KORNGOLD: Die stumme Serenade (complete operetta) – Sarah Wegener (Silvia Lombardi)/ Birger Radde (Andrea Cocle)/ Young Opera Co./ Holst-Sinfonietta/ Klaus Simon – cpo (2 CDs)

by | Sep 13, 2013 | Classical CD Reviews

KORNGOLD: Die stumme Serenade (complete operetta) – Sarah Wegener (Silvia Lombardi)/ Birger Radde (Andrea Cocle)/ Frank Buchwald (Benedetto Lugarini)/ Werner Klockow (Caretto)/ Anna-Lucia Leone (Louise)/ Sebastian Reich (Sam Borzalino)/ Young Opera Co./ Holst-Sinfonietta/ Klaus Simon – cpo 777-485 (2 CDs), 118:33 [Distr. by Naxos] ***:

The Silent Serenade has a tortured history, much too complex to relate here. Suffice it to say that the composer, tired of his Hollywood film sojourn in the 1940s, was trying to return to a more “serious” vein, and planned on going back to Europe. After having a libretto suggested to him by his father Julius, Korngold decided to create a work in a lighter genre in order to reintroduce himself back to Vienna and Europe. The piece is a sort of hybrid opera/ operetta/ singspiel/ revue that has a convoluted plot and some gorgeous music, albeit hanging on a thread in terms of structure. He even tried to have it converted into a Broadway musical until the Shubert Theater put so many constraints on the libretto and music and the production that the composer backed out. Then the offer came to the librettist to divorce his work from the music so that something else could be created, but nothing successful happened, and none of the alternative music even approached the quality of Korngold’s. Eventually the piece had a premiere in Europe, but by then the critics, and evidently the public, had moved on, finding the music quaint and anachronistic.
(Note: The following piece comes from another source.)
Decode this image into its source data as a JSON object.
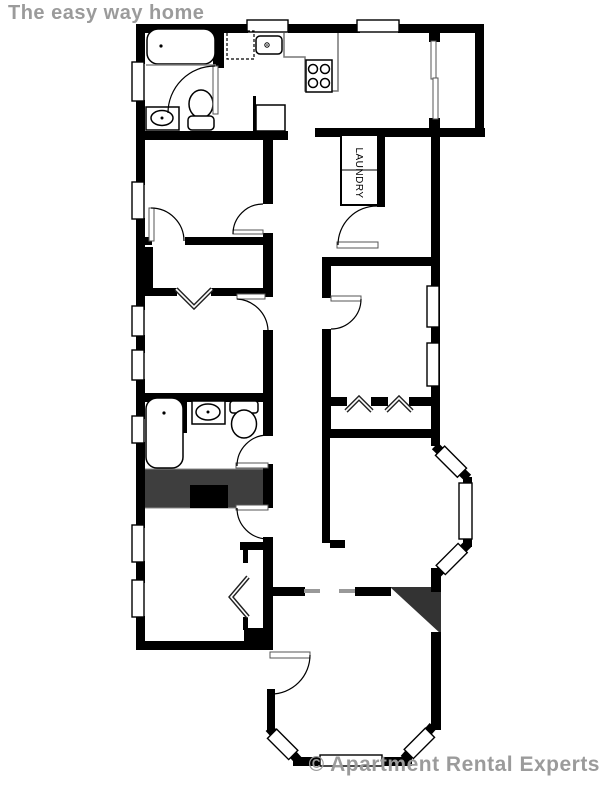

So do we need to hear it now? Yes and no. The plot tries to be seriously comical and not farcical, but in the end borders on the ridiculous, centering on the boudoir of a famous actress invaded by the protagonist’s—Silvia—admirer and dress maker. In the meanwhile we have connections with a bombing, kidnapping, a reporter, courtroom scene, and the Prime Minister. It needs simplification, and the result is something not only hard to follow, but contextually not funny as, well, though as I said, a lot of the music—surely one of Korngold’s most lyrical scores—is radiant.

Korngold’s orchestra is a small chamber, consisting of two pianos, celeste, two violins, cello, flute, clarinet/ tenor sax, and offstage trumpet, timpani, and percussion. It doesn’t sound small however, thanks to the genius of Korngold’s orchestration skills. This performance completes the recorded legacy of the composer, everything he officially published now lasered into silver disc. All of the performers are excellent, especially the Silvia of Sarah Wegener, who carries the lion’s share of the work and it’s hard to imagine a better performance. Is this a mandatory release? Not really—I find the German dialog intrusive and wordy, and think that a highlights disc focusing on the music only would have sufficed. But for the Korngold completest, Nirvana is here.